- Portrayed by: Ursula Holden-Gill
- Duration: 2004–2006
- First appearance: 5 December 2004
- Last appearance: 1 August 2006
- Introduced by: Steve Frost

= Alice Dingle =

Fictional character from Emmerdale

Alice Dingle (also Wilson) is a fictional character from the British ITV soap opera Emmerdale, played by Ursula Holden-Gill. She made her first on-screen appearance during the episode broadcast on 5 December 2004.

==Storylines==
The death of her father left Alice Wilson alone on the family farm, trying to make ends meet. When vet Paddy Kirk was called to see to her chickens, he and wife Emily were horrified by the way she was living and befriended her – soon she had temporarily moved in with them.

Through Emily, Alice became friends with Sam Dingle, who shared her love of chickens and was equally socially-excluded. Feelings between Alice and Sam ran deep and when she decided to sell her farm to relocate to Norfolk, he was in turmoil. In fact, he was so distraught at the prospect of losing Alice that he threatened to kill himself, leaving Eric Pollard to talk him out of it. However, what had been the worst day of his life, became the best when Alice returned from auctioning her property and they kissed. While she prepared to leave, Alice asked Sam to join her and live together as a couple. Horrified at the prospect of leaving Emmerdale and his beloved family, Sam refused and Alice prepared to go to Norfolk alone. But, realising this was his son's chance at happiness, Zak gave Sam some sage advice and then drove him to the station in time to catch the train with Alice. For months the couple lived happily on their chicken farm, keeping the Dingles updated on how they were.

One day, Sam returned to the Dingle home, acting strangely. A couple of weeks later, Alice appeared – explaining that Sam had upped and left after she fell pregnant. Although his family were shocked Sam could be so callous, Alice understood that he was just freaked out about the prospect of being a dad and soon the couple were back on track. However, Sam had missed home and wanted to remain in Emmerdale with their family around them to help with the baby. Things were fine, but Alice soon began feeling ill.
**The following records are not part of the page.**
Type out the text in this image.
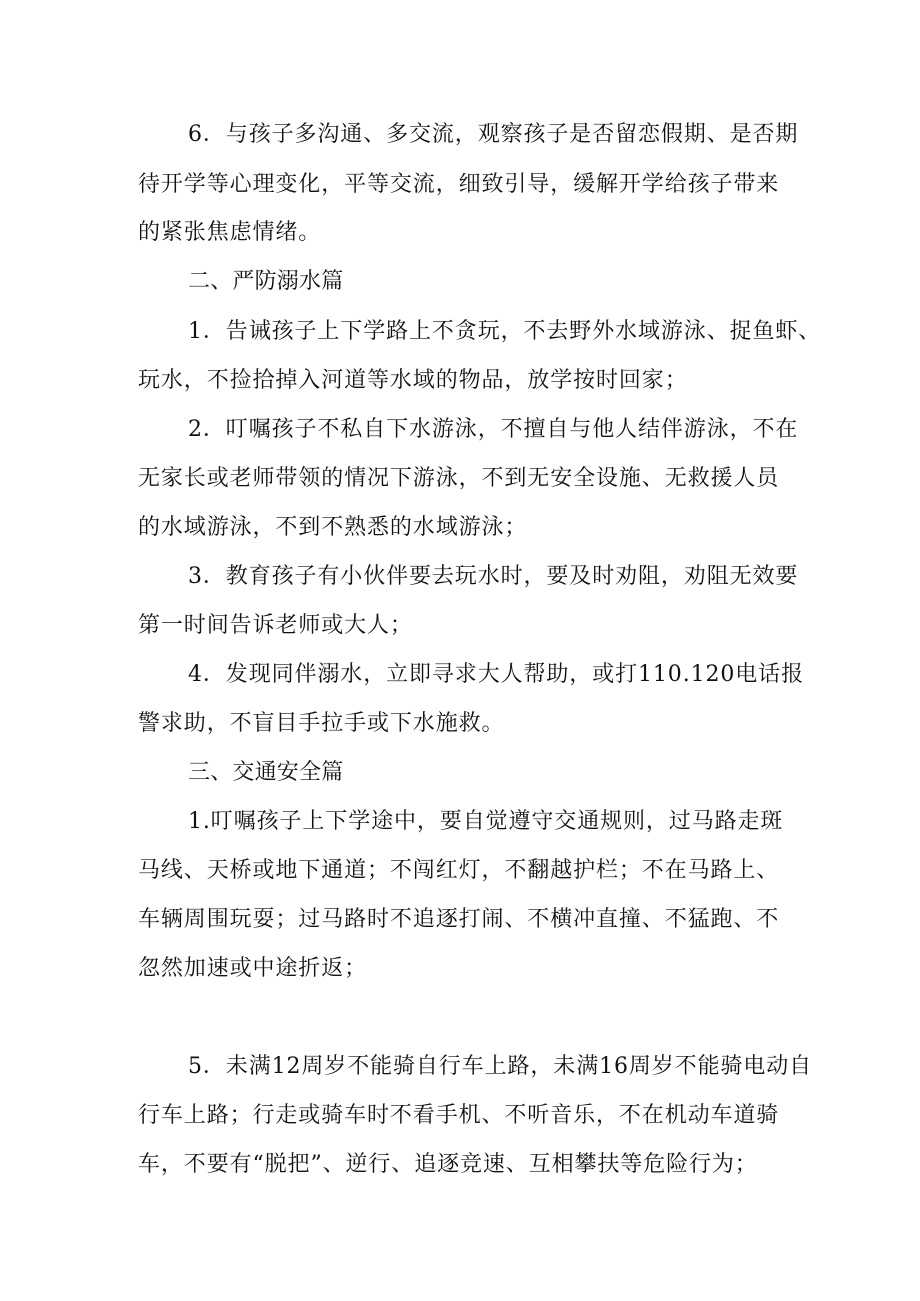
6．与孩子多沟通、多交流，观察孩子是否留恋假期、是否期
待开学等心理变化，平等交流，细致引导，缓解开学给孩子带来
的紧张焦虑情绪。
二、严防溺水篇
1．告诫孩子上下学路上不贪玩，不去野外水域游泳、捉鱼虾、
玩水，不捡拾掉入河道等水域的物品，放学按时回家；
2．叮嘱孩子不私自下水游泳，不擅自与他人结伴游泳，不在
无家长或老师带领的情况下游泳，不到无安全设施、无救援人员
的水域游泳，不到不熟悉的水域游泳；
3．教育孩子有小伙伴要去玩水时，要及时劝阻，劝阻无效要
第一时间告诉老师或大人；
4．发现同伴溺水，立即寻求大人帮助，或打110.120电话报
警求助，不盲目手拉手或下水施救。
三、交通安全篇
1.叮嘱孩子上下学途中，要自觉遵守交通规则，过马路走斑
马线、天桥或地下通道；不闯红灯，不翻越护栏；不在马路上、
车辆周围玩耍；过马路时不追逐打闹、不横冲直撞、不猛跑、不
忽然加速或中途折返；
5．未满12周岁不能骑自行车上路，未满16周岁不能骑电动自
行车上路；行走或骑车时不看手机、不听音乐，不在机动车道骑
车，不要有“脱把”、逆行、追逐竞速、互相攀扶等危险行为；
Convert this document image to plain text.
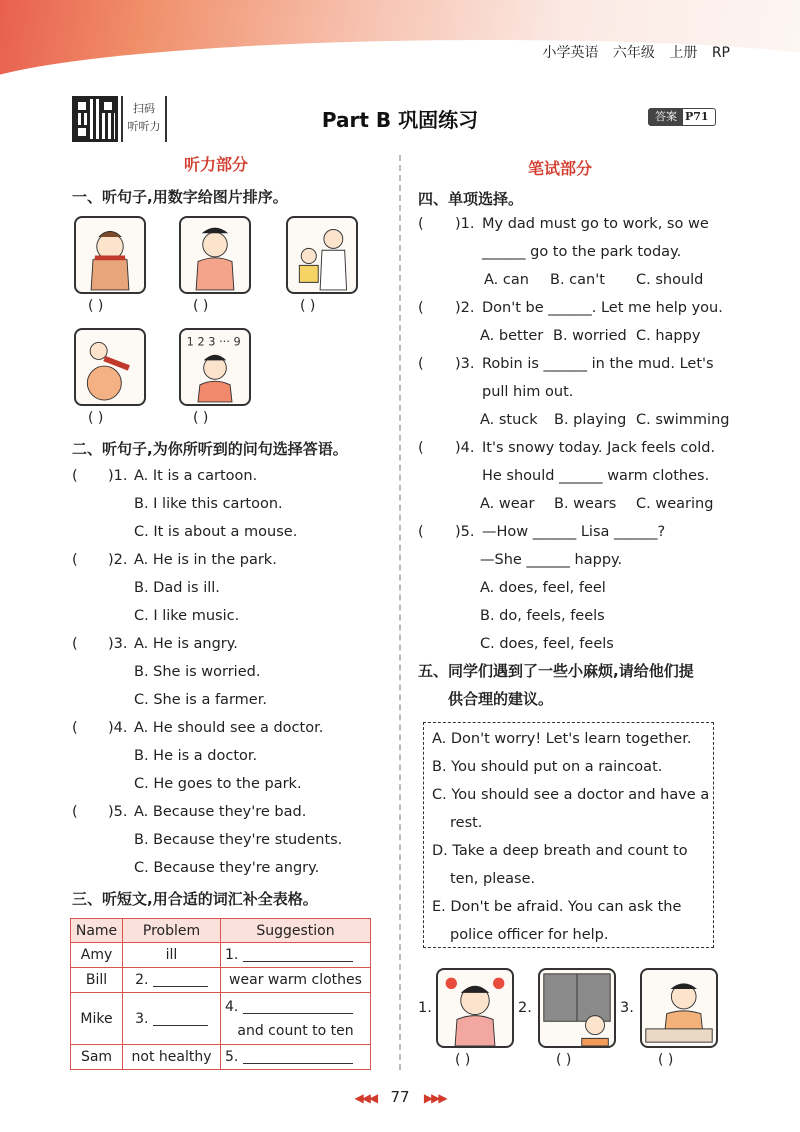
小学英语 六年级 上册 RP
扫码
听听力	Part B 巩固练习	答案 P71
听力部分
一、听句子,用数字给图片排序。
( )	( )	( )
1 2 3 ··· 9
( )	( )
二、听句子,为你所听到的问句选择答语。
( )1. A. It is a cartoon.
B. I like this cartoon.
C. It is about a mouse.
( )2. A. He is in the park.
B. Dad is ill.
C. I like music.
( )3. A. He is angry.
B. She is worried.
C. She is a farmer.
( )4. A. He should see a doctor.
B. He is a doctor.
C. He goes to the park.
( )5. A. Because they're bad.
B. Because they're students.
C. Because they're angry.
三、听短文,用合适的词汇补全表格。
Name	Problem	Suggestion
Amy	ill	1.
Bill	2.	wear warm clothes
Mike	3.	4.
and count to ten

Sam	not healthy	5.
笔试部分
四、单项选择。
( )1. My dad must go to work, so we
______ go to the park today.
A. can B. can't C. should
( )2. Don't be ______. Let me help you.
A. better B. worried C. happy
( )3. Robin is ______ in the mud. Let's
pull him out.
A. stuck B. playing C. swimming
( )4. It's snowy today. Jack feels cold.
He should ______ warm clothes.
A. wear B. wears C. wearing
( )5. —How ______ Lisa ______?
—She ______ happy.
A. does, feel, feel
B. do, feels, feels
C. does, feel, feels
五、同学们遇到了一些小麻烦,请给他们提
供合理的建议。
A. Don't worry! Let's learn together.
B. You should put on a raincoat.
C. You should see a doctor and have a
rest.
D. Take a deep breath and count to
ten, please.
E. Don't be afraid. You can ask the
police officer for help.
1.	2.	3.
( )	( )	( )
◀◀◀ 77 ▶▶▶
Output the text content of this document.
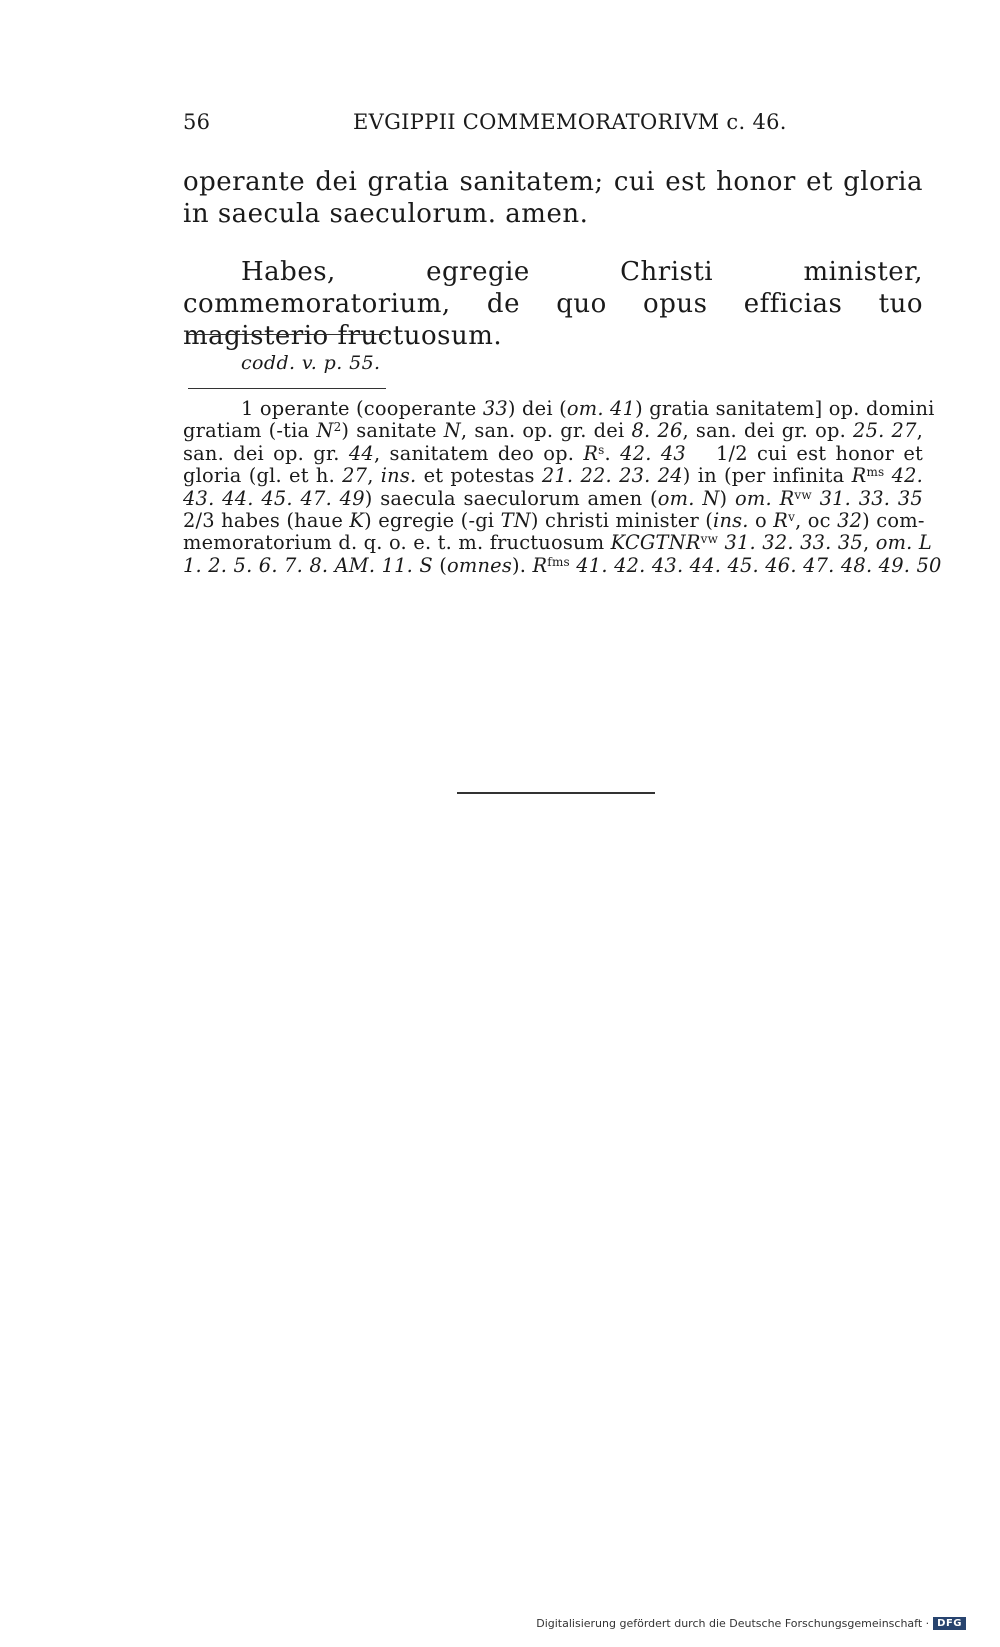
56	EVGIPPII COMMEMORATORIVM c. 46.
operante dei gratia sanitatem; cui est honor et gloria in saecula saeculorum. amen.
Habes, egregie Christi minister, commemoratorium, de quo opus efficias tuo magisterio fructuosum.
codd. v. p. 55.
1 operante (cooperante 33) dei (om. 41) gratia sanitatem] op. domini
gratiam (-tia $N^2$) sanitate N, san. op. gr. dei 8. 26, san. dei gr. op. 25. 27,
san. dei op. gr. 44, sanitatem deo op. $R^s$. 42. 43 1/2 cui est honor et
gloria (gl. et h. 27, ins. et potestas 21. 22. 23. 24) in (per infinita $R^{ms}$ 42.
43. 44. 45. 47. 49) saecula saeculorum amen (om. N) om. $R^{vw}$ 31. 33. 35
2/3 habes (haue K) egregie (-gi TN) christi minister (ins. o $R^v$, oc 32) com-
memoratorium d. q. o. e. t. m. fructuosum $KCGTNR^{vw}$ 31. 32. 33. 35, om. L
1. 2. 5. 6. 7. 8. AM. 11. S (omnes). $R^{fms}$ 41. 42. 43. 44. 45. 46. 47. 48. 49. 50
Digitalisierung gefördert durch die Deutsche Forschungsgemeinschaft · DFG
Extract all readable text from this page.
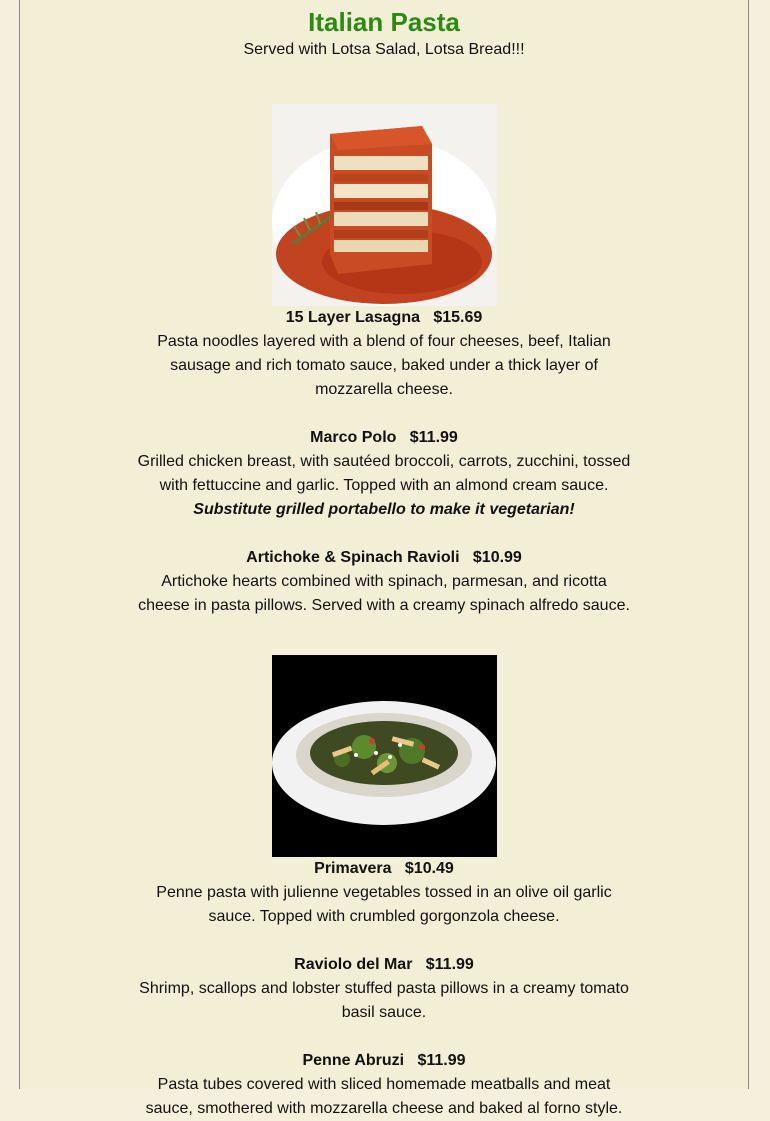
Italian Pasta

Served with Lotsa Salad, Lotsa Bread!!!

15 Layer Lasagna $15.69

Pasta noodles layered with a blend of four cheeses, beef, Italian sausage and rich tomato sauce, baked under a thick layer of mozzarella cheese.

Marco Polo $11.99

Grilled chicken breast, with sautéed broccoli, carrots, zucchini, tossed with fettuccine and garlic. Topped with an almond cream sauce.

Substitute grilled portabello to make it vegetarian!
Artichoke & Spinach Ravioli $10.99

Artichoke hearts combined with spinach, parmesan, and ricotta cheese in pasta pillows. Served with a creamy spinach alfredo sauce.

Primavera $10.49

Penne pasta with julienne vegetables tossed in an olive oil garlic sauce. Topped with crumbled gorgonzola cheese.

Raviolo del Mar $11.99

Shrimp, scallops and lobster stuffed pasta pillows in a creamy tomato basil sauce.

Penne Abruzi $11.99

Pasta tubes covered with sliced homemade meatballs and meat sauce, smothered with mozzarella cheese and baked al forno style.
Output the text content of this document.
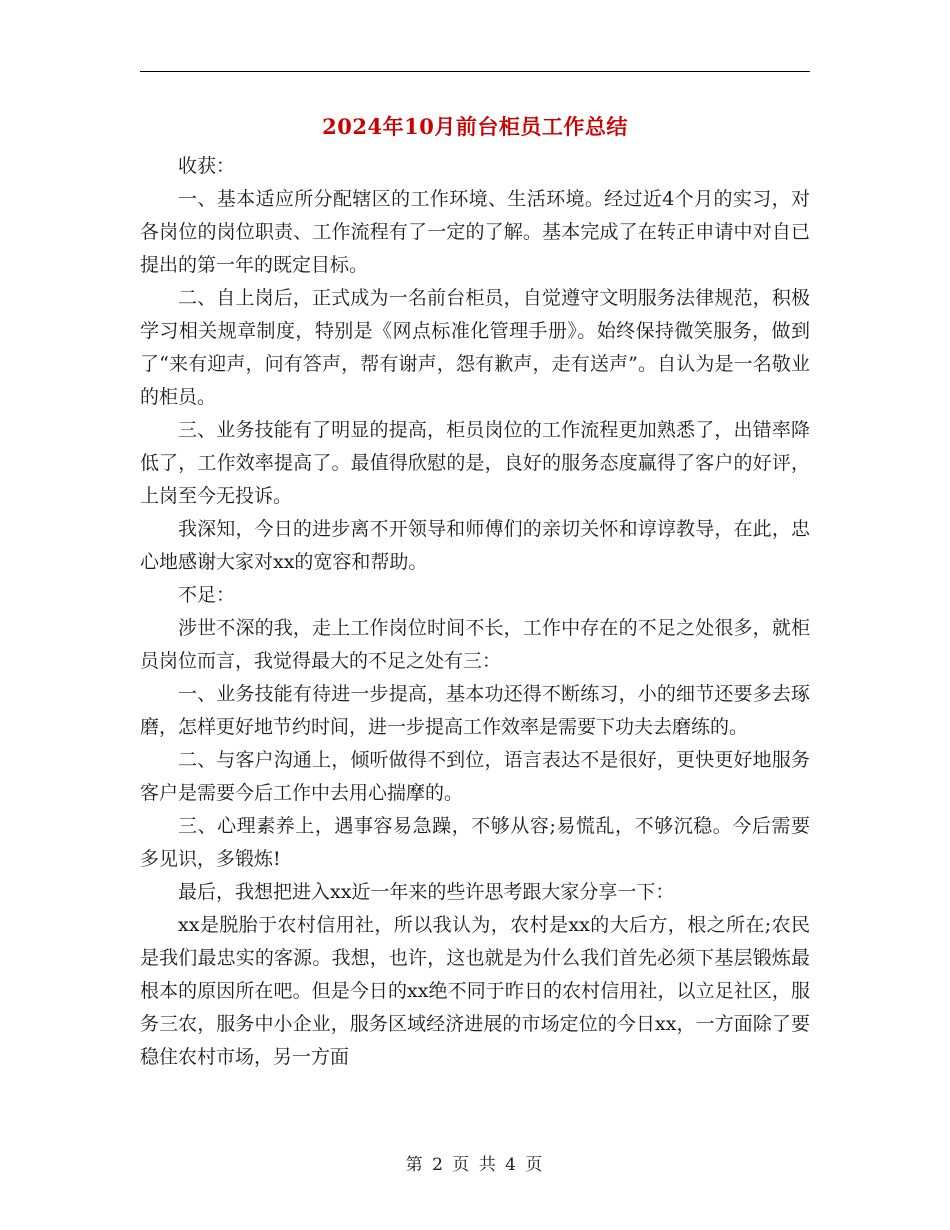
2024年10月前台柜员工作总结

收获：

一、基本适应所分配辖区的工作环境、生活环境。经过近4个月的实习，对各岗位的岗位职责、工作流程有了一定的了解。基本完成了在转正申请中对自已提出的第一年的既定目标。

二、自上岗后，正式成为一名前台柜员，自觉遵守文明服务法律规范，积极学习相关规章制度，特别是《网点标准化管理手册》。始终保持微笑服务，做到了“来有迎声，问有答声，帮有谢声，怨有歉声，走有送声”。自认为是一名敬业的柜员。

三、业务技能有了明显的提高，柜员岗位的工作流程更加熟悉了，出错率降低了，工作效率提高了。最值得欣慰的是，良好的服务态度赢得了客户的好评，上岗至今无投诉。

我深知，今日的进步离不开领导和师傅们的亲切关怀和谆谆教导，在此，忠心地感谢大家对xx的宽容和帮助。

不足：

涉世不深的我，走上工作岗位时间不长，工作中存在的不足之处很多，就柜员岗位而言，我觉得最大的不足之处有三：

一、业务技能有待进一步提高，基本功还得不断练习，小的细节还要多去琢磨，怎样更好地节约时间，进一步提高工作效率是需要下功夫去磨练的。

二、与客户沟通上，倾听做得不到位，语言表达不是很好，更快更好地服务客户是需要今后工作中去用心揣摩的。

三、心理素养上，遇事容易急躁，不够从容;易慌乱，不够沉稳。今后需要多见识，多锻炼!

最后，我想把进入xx近一年来的些许思考跟大家分享一下：

xx是脱胎于农村信用社，所以我认为，农村是xx的大后方，根之所在;农民是我们最忠实的客源。我想，也许，这也就是为什么我们首先必须下基层锻炼最根本的原因所在吧。但是今日的xx绝不同于昨日的农村信用社，以立足社区，服务三农，服务中小企业，服务区域经济进展的市场定位的今日xx，一方面除了要稳住农村市场，另一方面

第 2 页 共 4 页
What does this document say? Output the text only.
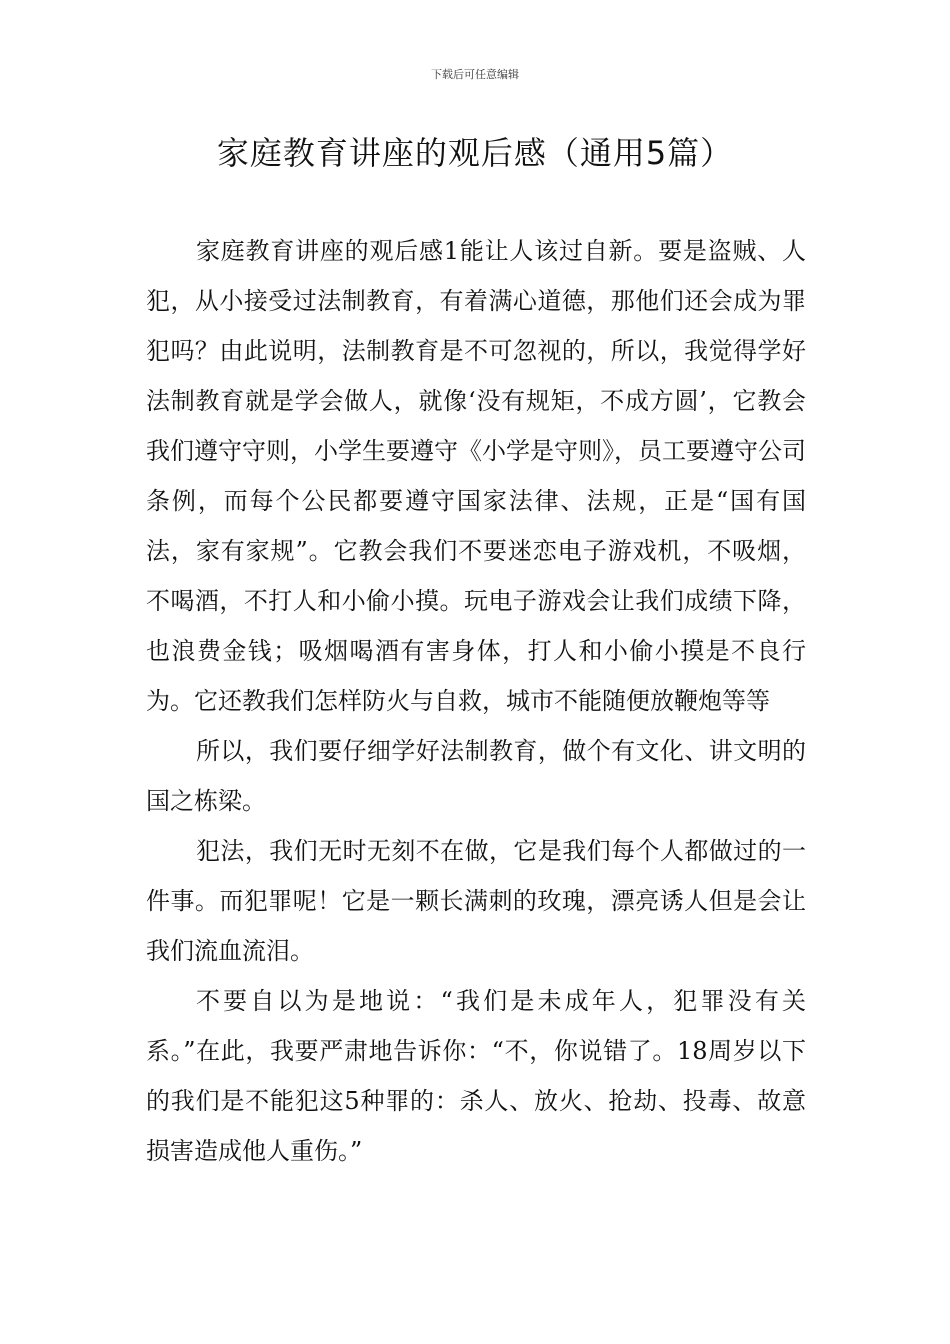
下载后可任意编辑
家庭教育讲座的观后感（通用5篇）

家庭教育讲座的观后感1能让人该过自新。要是盗贼、人犯，从小接受过法制教育，有着满心道德，那他们还会成为罪犯吗？由此说明，法制教育是不可忽视的，所以，我觉得学好法制教育就是学会做人，就像‘没有规矩，不成方圆’，它教会我们遵守守则，小学生要遵守《小学是守则》，员工要遵守公司条例，而每个公民都要遵守国家法律、法规，正是“国有国法，家有家规”。它教会我们不要迷恋电子游戏机，不吸烟，不喝酒，不打人和小偷小摸。玩电子游戏会让我们成绩下降，也浪费金钱；吸烟喝酒有害身体，打人和小偷小摸是不良行为。它还教我们怎样防火与自救，城市不能随便放鞭炮等等

所以，我们要仔细学好法制教育，做个有文化、讲文明的国之栋梁。

犯法，我们无时无刻不在做，它是我们每个人都做过的一件事。而犯罪呢！它是一颗长满刺的玫瑰，漂亮诱人但是会让我们流血流泪。

不要自以为是地说：“我们是未成年人，犯罪没有关系。”在此，我要严肃地告诉你：“不，你说错了。18周岁以下的我们是不能犯这5种罪的：杀人、放火、抢劫、投毒、故意损害造成他人重伤。”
Tests confirmed that she had cancer but, in an effort to protect Sam, she lied and said she'd been given the all clear. After a few weeks, Dr. Adam Forsythe forced her to come clean, devastating Sam. To make matters worse, Alice was advised to terminate her pregnancy so she could start chemotherapy immediately but Alice had no intention of getting rid of her baby. Against all advice, she refused the termination and gave birth to baby Samson prematurely in January 2006. The birth left Alice very depressed as Samson was rushed to intensive care before she got a chance to bond with him.

Sam did his best to keep the family together. Alice did a wing walk to raise money for charity. She shaved her head prior to starting chemotherapy so that she was in control of when she lost her hair. Alice's doctor told her the chemotherapy wasn't helping, so she stopped treatment. After several weeks of pain, in a dramatic euthanasia plot, Sam helped Alice die by giving her an overdose of morphine.

==Reception==
For her portrayal of Alice, Holden-Gill received a nomination for Most Popular Actress at the 12th National Television Awards. She later earned a nomination for Best Actress at the 2007 British Soap Awards. A columnist from the Sunday Mercury opined that Alice met a "dignified and heart-breaking end" and said that she was brave for refusing cancer treatment for the sake of her child. They praised Holden-Gill for the effort she put into the storyline, including befriending cancer sufferers and shaving her own head.